Radiocommunications Towers FAQs

Does the town approve radiocommunications facilities?

No. The town does not issue approvals of any form for radiocommunications facilities. Industry Canada has the sole responsibility to approve new radiocommunications facilities.

The town issues Letters of Comment for these facilities. What does that mean?

The Municipal Letter of Comment is a letter, issued by town staff and sent to Industry Canada, that the proponent has contacted the town seeking comment on a proposed radiocommunications facility installation. Currently, the town can only issue this letter for a facility located 200 metres or greater away from a sensitive land use such as residential areas, schools, daycares, health facilities.

Consultation with the public or a municipality is only required on a limited number of installations.

What can the town provide comments on?

Industry Canada will only consider what it deems to be reasonable and relevant concerns on three issues: the design of a new facility, its location on a lot, and the public consultation process. This is expressed through a Council-approved protocol on radiocommunications facilities.

What does a radiocommunications facilities protocol actually do?

A protocol outlines a municipality’s role as in providing comments to proponents and Industry Canada on radiocommunications facilities installations. Industry Canada has established a process where proponents are required to consult with municipalities and the general public on certain proposals.

A municipality can define guidelines to inform this consultation within the limited sphere of influence extended by Industry Canada. In Oakville, the Interim Radiocommunications Facilities Protocol (pdf, 465 kB) informs proponents of its expectations for facility design, sitting on a lot, and the public consultation.

How are the town and public consulted on new facilities?

Industry Canada only requires consultation on a narrow range of new facilities – namely, new towers greater than 15 metres in height and not replacing a current freestanding tower. For these facilities, consultation occurs through either the Industry Canada Default Consultation Process or, where one exists, a municipality’s own protocol. Proponents are required to address all “reasonable and relevant concerns” raised by a municipality or the general public during the consultation process.

In Oakville, the Interim Radiocommunications Facilities Protocol defines a public consultation process. The town expects proponents required to undertake consultation to discuss technical details of their proposal with staff from a facility design and siting perspective. This discussion works in a manner similar to other development review processes.

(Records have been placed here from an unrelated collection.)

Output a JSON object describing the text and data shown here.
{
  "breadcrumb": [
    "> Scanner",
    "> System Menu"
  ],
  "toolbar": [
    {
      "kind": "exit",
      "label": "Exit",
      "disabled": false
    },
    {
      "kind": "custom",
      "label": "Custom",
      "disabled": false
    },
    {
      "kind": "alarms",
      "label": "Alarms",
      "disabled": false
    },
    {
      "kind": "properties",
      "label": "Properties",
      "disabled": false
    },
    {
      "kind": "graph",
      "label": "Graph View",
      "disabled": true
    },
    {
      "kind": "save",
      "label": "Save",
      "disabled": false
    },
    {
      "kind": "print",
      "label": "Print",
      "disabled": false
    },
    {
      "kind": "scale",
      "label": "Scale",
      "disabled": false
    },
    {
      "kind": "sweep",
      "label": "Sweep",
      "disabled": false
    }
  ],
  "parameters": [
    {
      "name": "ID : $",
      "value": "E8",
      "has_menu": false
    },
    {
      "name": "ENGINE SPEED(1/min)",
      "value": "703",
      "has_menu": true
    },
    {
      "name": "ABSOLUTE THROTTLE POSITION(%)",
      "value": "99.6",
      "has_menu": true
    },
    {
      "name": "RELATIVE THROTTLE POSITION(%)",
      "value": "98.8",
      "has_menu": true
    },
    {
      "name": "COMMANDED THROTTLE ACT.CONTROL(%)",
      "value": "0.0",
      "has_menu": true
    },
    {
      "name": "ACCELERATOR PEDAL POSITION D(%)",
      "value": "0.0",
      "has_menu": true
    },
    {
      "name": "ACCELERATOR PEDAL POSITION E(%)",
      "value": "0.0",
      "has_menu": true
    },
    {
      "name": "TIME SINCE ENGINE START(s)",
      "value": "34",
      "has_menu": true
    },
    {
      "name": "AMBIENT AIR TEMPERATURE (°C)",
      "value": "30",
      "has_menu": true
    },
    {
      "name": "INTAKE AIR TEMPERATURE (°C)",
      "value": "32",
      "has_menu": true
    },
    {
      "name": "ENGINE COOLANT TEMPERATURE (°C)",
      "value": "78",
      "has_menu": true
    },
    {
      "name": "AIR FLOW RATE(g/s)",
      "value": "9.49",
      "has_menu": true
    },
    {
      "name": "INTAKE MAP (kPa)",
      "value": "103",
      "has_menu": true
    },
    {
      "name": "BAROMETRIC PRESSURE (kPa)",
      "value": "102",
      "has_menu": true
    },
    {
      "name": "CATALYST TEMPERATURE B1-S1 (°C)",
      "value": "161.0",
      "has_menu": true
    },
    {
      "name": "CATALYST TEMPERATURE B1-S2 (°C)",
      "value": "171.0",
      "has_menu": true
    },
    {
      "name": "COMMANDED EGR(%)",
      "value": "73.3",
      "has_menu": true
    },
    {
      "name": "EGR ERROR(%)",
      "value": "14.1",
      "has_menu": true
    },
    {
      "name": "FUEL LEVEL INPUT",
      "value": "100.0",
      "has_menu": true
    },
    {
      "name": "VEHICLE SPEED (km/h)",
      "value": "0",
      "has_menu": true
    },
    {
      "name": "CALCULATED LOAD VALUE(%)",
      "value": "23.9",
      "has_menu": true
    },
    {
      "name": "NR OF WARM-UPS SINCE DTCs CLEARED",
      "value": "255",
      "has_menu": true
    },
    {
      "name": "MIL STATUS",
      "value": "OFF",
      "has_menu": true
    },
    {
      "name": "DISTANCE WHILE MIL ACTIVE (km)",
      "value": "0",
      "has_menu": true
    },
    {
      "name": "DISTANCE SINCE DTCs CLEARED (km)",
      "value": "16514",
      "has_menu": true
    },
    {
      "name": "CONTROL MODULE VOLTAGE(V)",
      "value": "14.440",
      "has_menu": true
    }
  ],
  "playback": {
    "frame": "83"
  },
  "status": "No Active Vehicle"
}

With the public, the town expects proponents to undertake the following activities:

  • Written consultation with area residents and property owners
  • Erect a notice sign on the property
  • Facilitate an open house, and
  • For proposed towers greater than 30 metres in height, place an advertisement in a local newspaper.

If a proposed facility is greater than 200 metres away from a sensitive land use, the town only requires the posting of a notice sign on the property.

Industry Canada has stated that they will not uphold the 200 metre setback from sensitive land uses. What happens next?

Industry Canada only responds when asked for guidance by either a proponent or a municipality. The town will advise all proponents that no comments will be issued for a facility within 200 metres of sensitive land uses, and the proposed location must be moved. If the proponent asks Industry Canada for their guidance as to how to proceed, the town expects Industry Canada will direct proponents to follow their Default Consultation Process for reviewing the proposal.

What does Industry Canada consider to be a reasonable or relevant concern?

Industry Canada has identified some generally technical and process-oriented questions relating to the technical review for the specific facility, its design, and location.

  • Why is the use of an existing antenna system or structure not possible?
  • Why is an alternate site not possible?
  • What is the proponent doing to ensure that the antenna system is not accessible to the general public?
  • How is the proponent trying to integrate the antenna into the local surroundings?
  • What options are available to satisfy aeronautical obstruction marking requirements at this site?
  • What are the steps the proponent took to ensure compliance with the general requirements of this document including the Canadian Environmental Assessment Act (CEAA), Safety Code 6, etc.?

These are examples only, and other concerns could be considered valid by Industry Canada.

What does Industry Canada consider to be not reasonable or not relevant?

Industry Canada identifies a number of areas that are not relevant to individual facility installations. These include disputes about a proponent’s level of service, property value concerns, and the validity or need to reform various federal policies and procedures — including the CPC-2-0-03 procedure guiding radiocommunications installations, and Health Canada’s Safety Code 6 document on radiofrequency exposure.

I think new antennae were erected near my property (i.e. on a rooftop or a new tower). Why did I not receive notice?

Industry Canada excludes a number of radiocommunications facility installations from any form of public consultation. The three main exclusions are:

  • Co-locations where new antennae are placed on an existing building or tower
  • New towers less than 15 metres in height
  • Additions or replacements to existing towers that add less than 25 per cent of the existing structure’s height in new height

When a facility is excluded from consultation, there is no requirement for the proponent to provide any public notice to anyone. This includes both the town and the public. To inquire about a particular installation, contact Industry Canada’s area office.